Granger was aroused from some very uncomfortable imaginings by Spurling, who, touching him on the elbow, exclaimed in surprise, "Why, it isn't me; it's you they're after!"
Then, when he received no answer, he asked, "What is it that you have done?"
It was Cain accusing Judas with a vengeance.
"Done! I've done nothing," Granger exclaimed, pushing him aside; "Robert Pilgrim is mistaken."
"That's what we all say, until we are forced to own up."
But Granger was not listening to what Spurling said; he was tortured with the truth of one sentence which he had heard that night. "If he didn't actually kill him, it wasn't for lack of the desire." How had Robert Pilgrim guessed that? As he himself had confessed to Strangeways, he had been tempted at first to let him go on his way unwarned, and take his chances of falling through the ice. Eventually he had cautioned him, but so late and in such a manner that his words had only had the effect of skilfully forwarding his earlier base intention. If he had not actually killed him, it was not for lack of the desire. And by how much was he superior to this man, crouching at his side, whom he had so often condemned and had again condemned that night?
Spurling answered that question for him. Rising to his feet and stretching his cramped arms and legs, he remarked, "Well, of course, if you won't take me into your confidence, there's nothing more to be said. If you don't want to tell me, I won't trouble you by asking again; but it seems to me that we're both in the one boat now."

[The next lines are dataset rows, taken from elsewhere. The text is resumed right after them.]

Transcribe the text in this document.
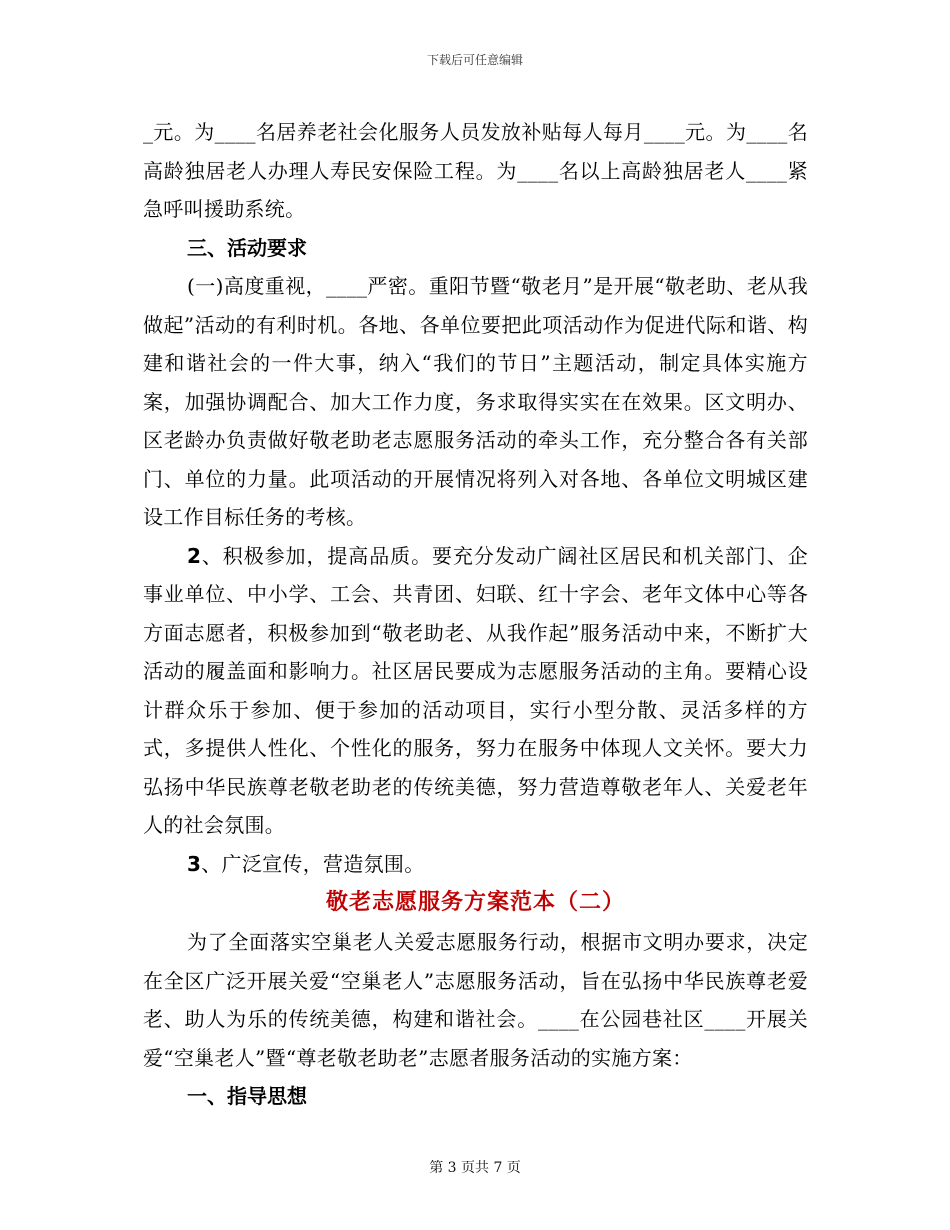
下载后可任意编辑

_元。为____名居养老社会化服务人员发放补贴每人每月____元。为____名高龄独居老人办理人寿民安保险工程。为____名以上高龄独居老人____紧急呼叫援助系统。

三、活动要求

(一)高度重视，____严密。重阳节暨“敬老月”是开展“敬老助、老从我做起”活动的有利时机。各地、各单位要把此项活动作为促进代际和谐、构建和谐社会的一件大事，纳入“我们的节日”主题活动，制定具体实施方案，加强协调配合、加大工作力度，务求取得实实在在效果。区文明办、区老龄办负责做好敬老助老志愿服务活动的牵头工作，充分整合各有关部门、单位的力量。此项活动的开展情况将列入对各地、各单位文明城区建设工作目标任务的考核。

2、积极参加，提高品质。要充分发动广阔社区居民和机关部门、企事业单位、中小学、工会、共青团、妇联、红十字会、老年文体中心等各方面志愿者，积极参加到“敬老助老、从我作起”服务活动中来，不断扩大活动的履盖面和影响力。社区居民要成为志愿服务活动的主角。要精心设计群众乐于参加、便于参加的活动项目，实行小型分散、灵活多样的方式，多提供人性化、个性化的服务，努力在服务中体现人文关怀。要大力弘扬中华民族尊老敬老助老的传统美德，努力营造尊敬老年人、关爱老年人的社会氛围。

3、广泛宣传，营造氛围。

敬老志愿服务方案范本（二）

为了全面落实空巢老人关爱志愿服务行动，根据市文明办要求，决定在全区广泛开展关爱“空巢老人”志愿服务活动，旨在弘扬中华民族尊老爱老、助人为乐的传统美德，构建和谐社会。____在公园巷社区____开展关爱“空巢老人”暨“尊老敬老助老”志愿者服务活动的实施方案：

一、指导思想

第 3 页共 7 页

This new sense of equality with his companion, though it was only an equality in crime, had suddenly brought about a change for the better in Spurling. He carried himself freely, in the old defiant manner, and had lost his attitude of cringing subservience. At first Granger had it in his heart to hate him for the change, knowing, as he did, that it arose from an unhesitating acceptance of this chance-heard, unproved assertion of his own kindred degradation. But soon the hatred gave way to another emotion, which, perhaps, had its genesis in a memory of those earlier days, when this man had been willing to stand between him and the world. In gazing upon him, looking so big and powerful, he was comforted with a sense that his misery was shared. A latter-day writer has wisely recorded, "I have observed that the mere knowing that other people have been tried as we have been tried is a consolation to us, and that we are relieved by the assurance that our sufferings are not special and peculiar. In the worst of maladies, the healing effect which is produced by the visit of a friend who can simply say, 'I have endured all that,' is most marked."
And it was this consolation which Granger now began to experience in Spurling's presence.
Though the separate circumstances which lay behind their common accusation were utterly different, the one man being innocent of the infamy wherewith he was charged and the other guilty, their danger was the same.